| > I also think it's a bizarre exagerration to argue that an attempted prosecution of Assage would result in "broad new powers to put Trump’s media 'enemies' in jail". I think this depends almost entirely on what Assange is prosecuted for. It's true that prosecutions of reporters began (after a post-Nixon lull) under Bush, and largely don't rely on anything that an Assange trial would determine. But there are at least two things Assange could be tried for which would seriously erode protections for reporters. The article points out that the NYT has published classified information - that's basically the problem. Those publications aren't actually guaranteed to be legal. The Pentagon Papers case rejected a prior restraint argument for barring publication, but left open both the possibility of other prior restraint suits and the possibility of simple charges for mishandling classified information. A court case against Assange could be used to set either of those precedents, settling a currently-ambiguous question about press freedoms in the US under a Supreme Court that might well walk back the NYT v US interpretation. (And Assange can be indicted while the NYT isn't because that's discretionary - the DoJ is free to charge whoever they think is most likely to get them a convenient court ruling, however hypocritical that may be.) Less likely but more even more frightening, some Congressmen have previously talked about charging Assange under the Espionage Act. In fact, a few people have specifically talked about having him subpoenaed without charge so that he could be extradited easily, then invoking Espionage Act once the capital punishment provision wouldn't cause complications. Convicting a non-resident non-citizen of espionage for sharing someone else's leaks would be a fairly shocking decision, but if it happened it would extend legal risk to reporters worldwide. Edit: I was wrong about the lack of precedent here. A noncitizen has already been successfully charged for acts taken outside the United States which did not involve direct access to US resources: https://en.wikipedia.org/wiki/Alfred_Zehe I haven't seriously followed what charges could be brought over the 2016/Russia question, since it seems relatively unlikely that a Trump DoJ would bring a case there. A subpoena over 2016 could potentially have come out of Congress, but that's not likely to lead to a criminal charge at present. |
The usual foreign intelligence case officer is a non-citizen, often non-resident, whose main business is soliciting, recieving, and redistributing other people's leaks of sensitive information.

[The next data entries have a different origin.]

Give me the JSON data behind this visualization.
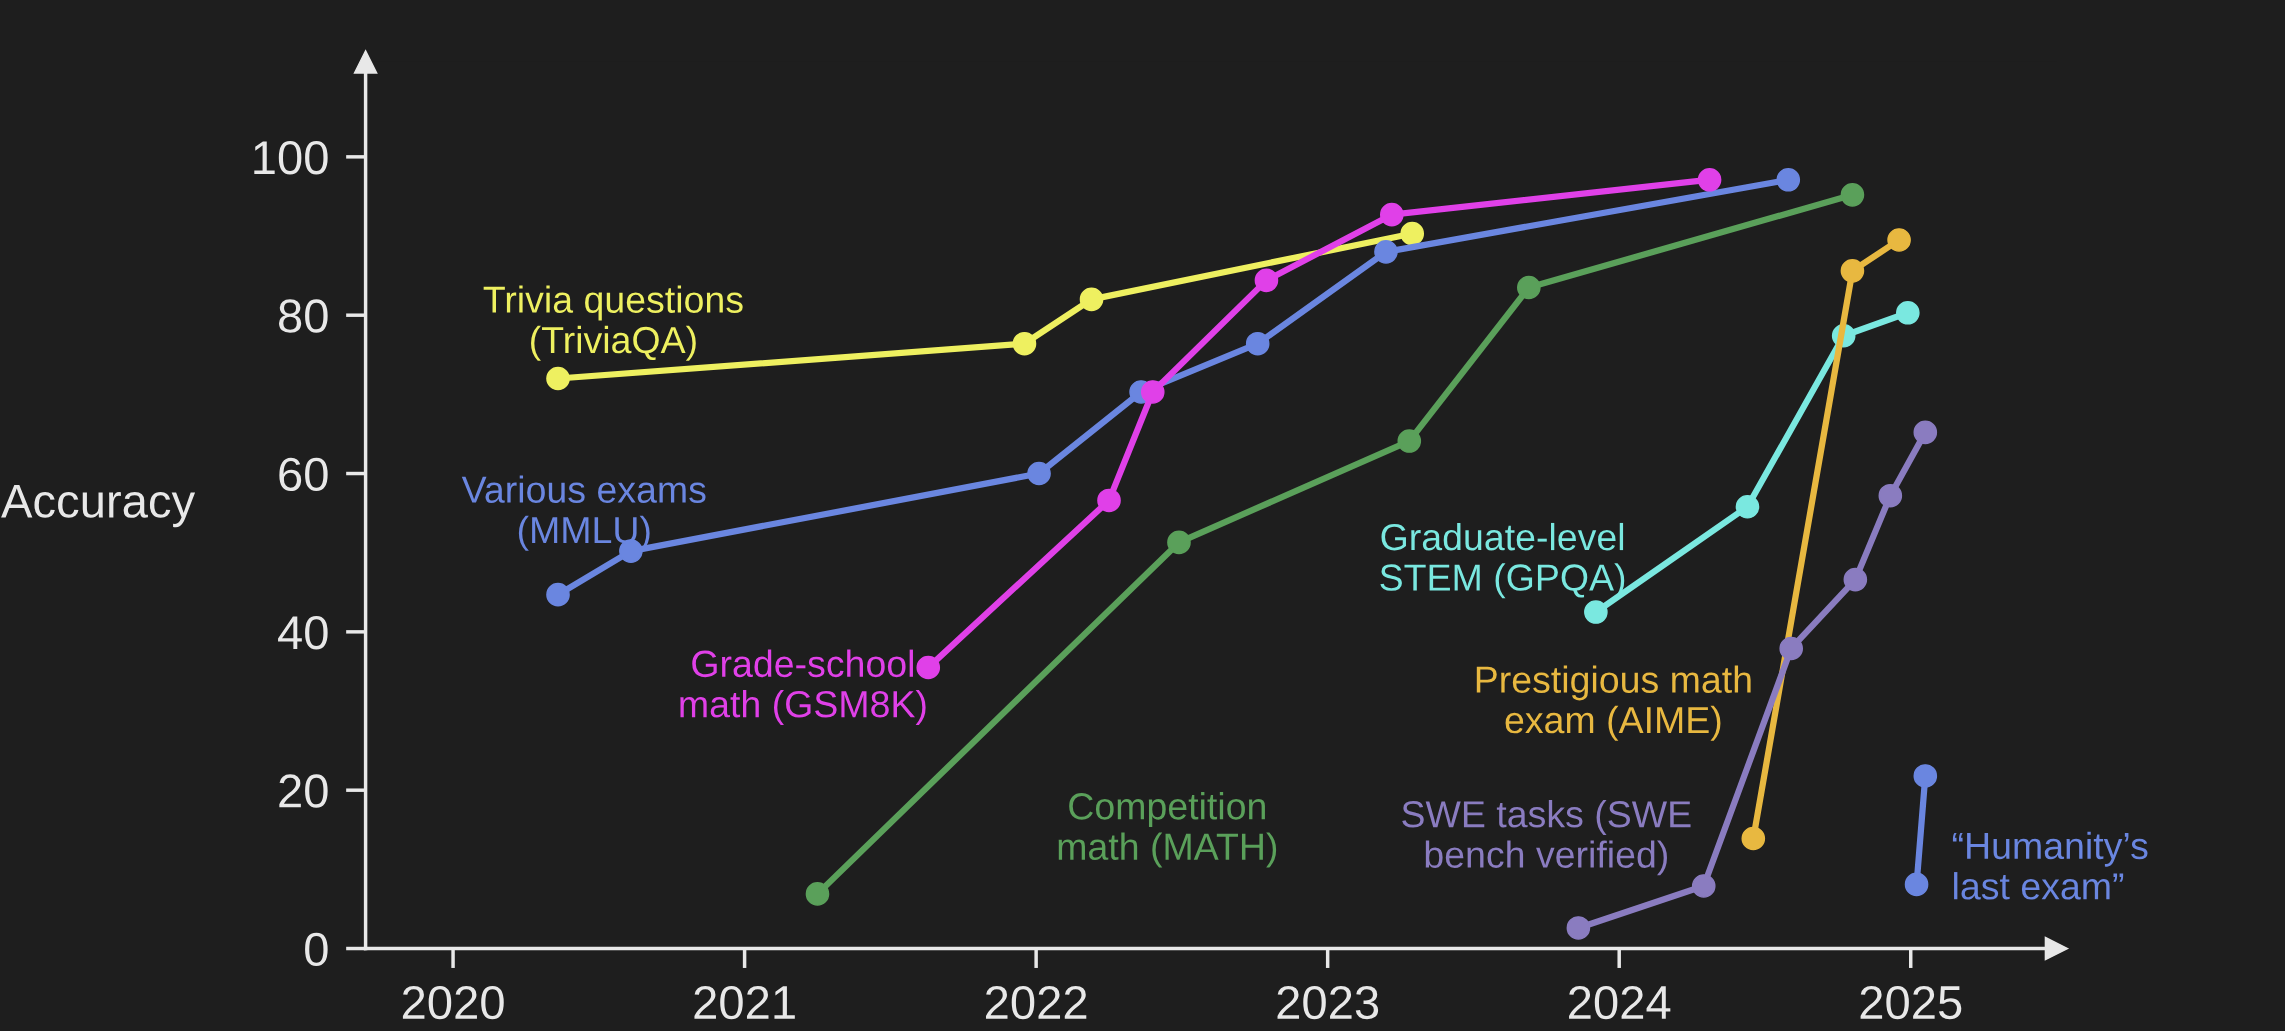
{
  "chart_data": {
    "type": "line",
    "ylabel": "Accuracy",
    "xlim": [
      2019.7,
      2025.5
    ],
    "ylim": [
      0,
      112
    ],
    "xticks": [
      2020,
      2021,
      2022,
      2023,
      2024,
      2025
    ],
    "yticks": [
      0,
      20,
      40,
      60,
      80,
      100
    ],
    "marker": "circle",
    "line_style": "solid",
    "series": [
      {
        "name": "Trivia questions\n(TriviaQA)",
        "color": "#eef060",
        "x": [
          2020.36,
          2021.96,
          2022.19,
          2023.29
        ],
        "values": [
          72,
          76.4,
          82,
          90.3
        ]
      },
      {
        "name": "Various exams\n(MMLU)",
        "color": "#6a86e0",
        "x": [
          2020.36,
          2020.61,
          2022.01,
          2022.36,
          2022.76,
          2023.2,
          2024.58
        ],
        "values": [
          44.7,
          50.2,
          60,
          70.3,
          76.4,
          88,
          97.1
        ]
      },
      {
        "name": "Grade-school\nmath (GSM8K)",
        "color": "#e040e8",
        "x": [
          2021.63,
          2022.25,
          2022.4,
          2022.79,
          2023.22,
          2024.31
        ],
        "values": [
          35.5,
          56.6,
          70.3,
          84.4,
          92.7,
          97.1
        ]
      },
      {
        "name": "Competition\nmath (MATH)",
        "color": "#5aa05a",
        "x": [
          2021.25,
          2022.49,
          2023.28,
          2023.69,
          2024.8
        ],
        "values": [
          6.9,
          51.3,
          64.1,
          83.5,
          95.2
        ]
      },
      {
        "name": "Graduate-level\nSTEM (GPQA)",
        "color": "#7ae8e0",
        "x": [
          2023.92,
          2024.44,
          2024.77,
          2024.99
        ],
        "values": [
          42.5,
          55.8,
          77.4,
          80.3
        ]
      },
      {
        "name": "Prestigious math\nexam (AIME)",
        "color": "#e8b840",
        "x": [
          2024.46,
          2024.8,
          2024.96
        ],
        "values": [
          13.9,
          85.6,
          89.5
        ]
      },
      {
        "name": "SWE tasks (SWE\nbench verified)",
        "color": "#8a7cc0",
        "x": [
          2023.86,
          2024.29,
          2024.59,
          2024.81,
          2024.93,
          2025.05
        ],
        "values": [
          2.6,
          7.9,
          37.9,
          46.6,
          57.2,
          65.2
        ]
      },
      {
        "name": "“Humanity’s\nlast exam”",
        "color": "#6a86e0",
        "x": [
          2025.02,
          2025.05
        ],
        "values": [
          8.1,
          21.8
        ]
      }
    ]
  }
}
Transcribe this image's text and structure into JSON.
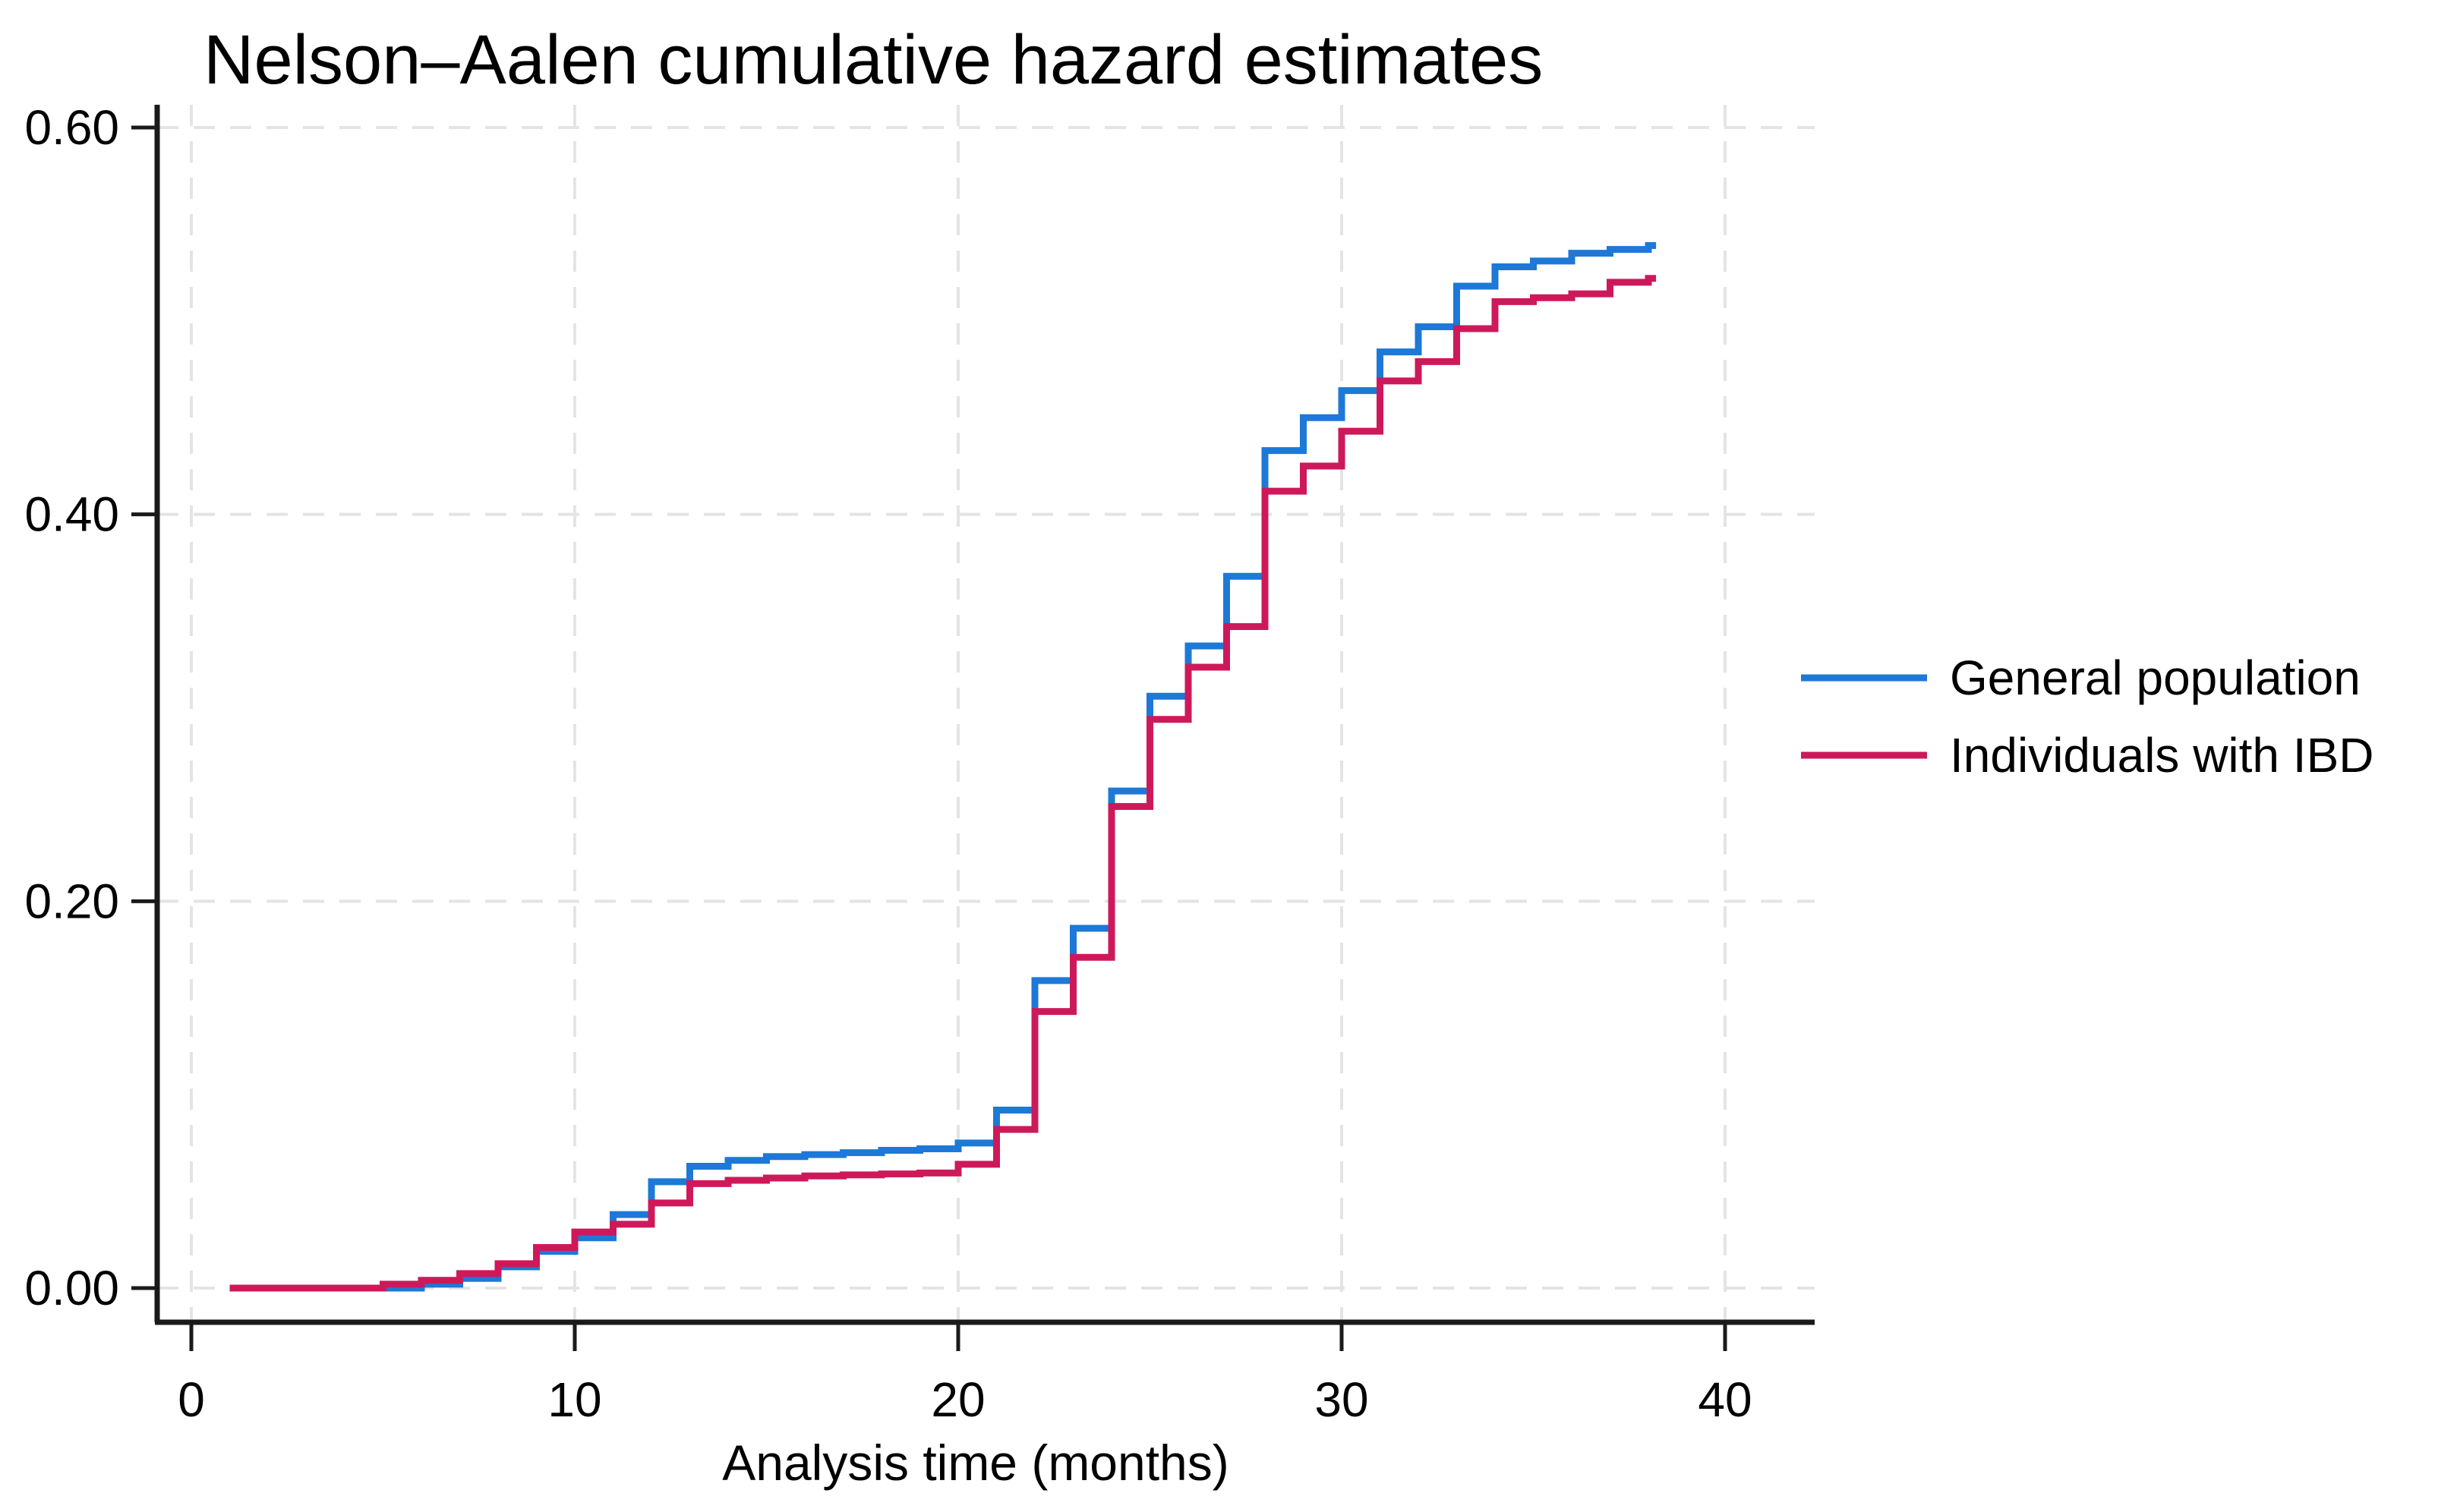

It is, to say the least, not at all unheard of for such people to be convicted of espionage, as they are literally the primary target of espionage laws.
> I haven't seriously followed what charges could be brought over the 2016/Russia question, since it seems relatively unlikely that a Trump DoJ would bring a case there.
“Trump DoJ” is too simple of a model; both the Special Counsel's Office at DoJ and other DoJ offices (notably SDNY) are bringing indictments politically uncomfortable to Trump, stemming from (but not always specific to) the “2016/Russia question”.